Saturday, 21 April 2007

Brutal Laptop Reality Destroys My Island Fantasy

West Ham's impending relegation is only slightly more bearable from the other side of the world
By Russell Brand

Oh I get it, wait until I'm safely tucked up in my "Prison Paradise" Hawaii, and then have English football transform into the most thrilling, rewarding game on earth. Man United v Roma? 7-1? Oh come on, it's absurd. I'm on an island where I can't even get my thirsty, deprived little fists on English newspapers and enjoy the analysis, let alone actually watch matches, oh what I wouldn't give to have grimy, inky fingers from holding the prestigious pages you now grip - or the dear old Sun, I'd be happy with the Telegraph and Star for God's sake.

Instead of which, I am trapped amidst this tedious beauty reading about West Ham beating Arsenal at the Emirates on a laptop screen - the horror, the indignity, it's so un-English. Of course whilst abroad, I become so aware of my national identity as almost to become a poisonous racist or at least social shipwreck. I'm considering wearing a knotted hanky on my head and eating bangers and mash on the beach whilst rolling my eyes at the turtles and surfers.

If surfing had not been invented and I found myself in the ocean with a surfboard, which would exist without function in the parallel universe of my devising, I would after perhaps an hour's endeavour deem surfing to be utterly impossible and implausible. The bonkers fact that everyone here can do it seems to me a denial of the laws of physics - I might just as well design a sport that involves the practitioners wearing pig's-trotter goggles and playing billiards with their shins.

Perhaps this loopy event might cause me less arse-ache than following the team I'm chained to by heredity and geography. West Ham's brief, triumphant run collapsed after they'd done enough to inspire some dumb optimism in me, making a mockery of the practice that I'm sure a lot of belligerent football supporters undertake - particularly if they suddenly have time on their hands, stranded yards from the location where Lost is filmed - I've been studying the fixtures of my own team, Wigan, Charlton and Sheff United and calculating a points prognosis based on my results predictions.

Unfortunately this system is impeded by the idiotic bias of the practitioner. Using this device I swiftly deduced that Sheffield United and Wigan would be joining Watford for a Championship jaunt next season because I am incapable of excluding aspiration from the process. According to my system the Hammers will triumph at Bramall Lane and then hold Chelsea to a draw at Upton Park, securing four points from a possible six. Fine, except the relentless march of time and truth has brutally presented me with an unpalatable brace of thrashings from those encounters.

When poring over the fixtures I convince myself that I'm being objective and even now, after the fallibility of the system has been made painfully evident, I still find myself looking at forthcoming games and thinking "ooh, I think Everton at home should be three points" and "oh, I see Charlton and Sheffield United are playing each other - they'll hopefully field teams ridden with convicted sex offenders and face an automatic 20-point deduction leaving West Ham in the clear, wahoo!"

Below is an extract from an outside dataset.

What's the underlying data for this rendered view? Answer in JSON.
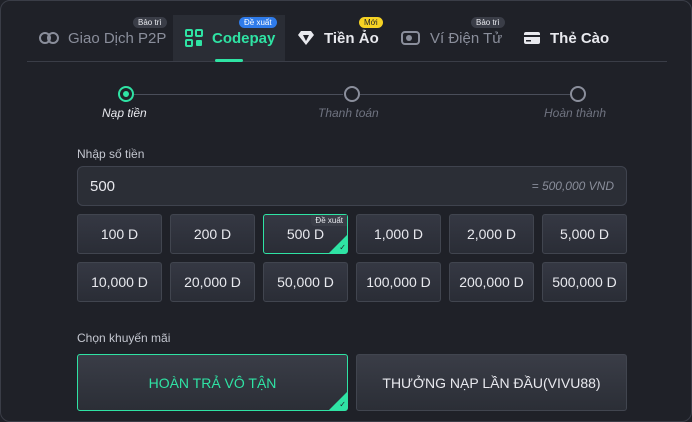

I suppose the inevitable relegation of West Ham will seem more bearable from the other side of Earth, just sad text messages from friends and internet-derived news. Not for me the doleful trudge down Green Street and agonising colour photos adorning glib red tops. I'll be witnessing the fall from a hammock drenched in delicious cliches.

I heard today that coconuts kill more people than crocodiles (than are killed by crocodiles, not 20 people a year and 17 crocodiles in the coconut league of death. I don't know the stats for crocodile deaths - I don't have that much free time). I shall have to keep my wits about me, I don't need the word "coconut" cropping up in my obituary . . . "Ballbag comedian killed by falling coconut whilst lamenting West Ham's relegation". Tragically I wouldn't be able to read my own obituary because you can't get the papers here. And I'd be dead.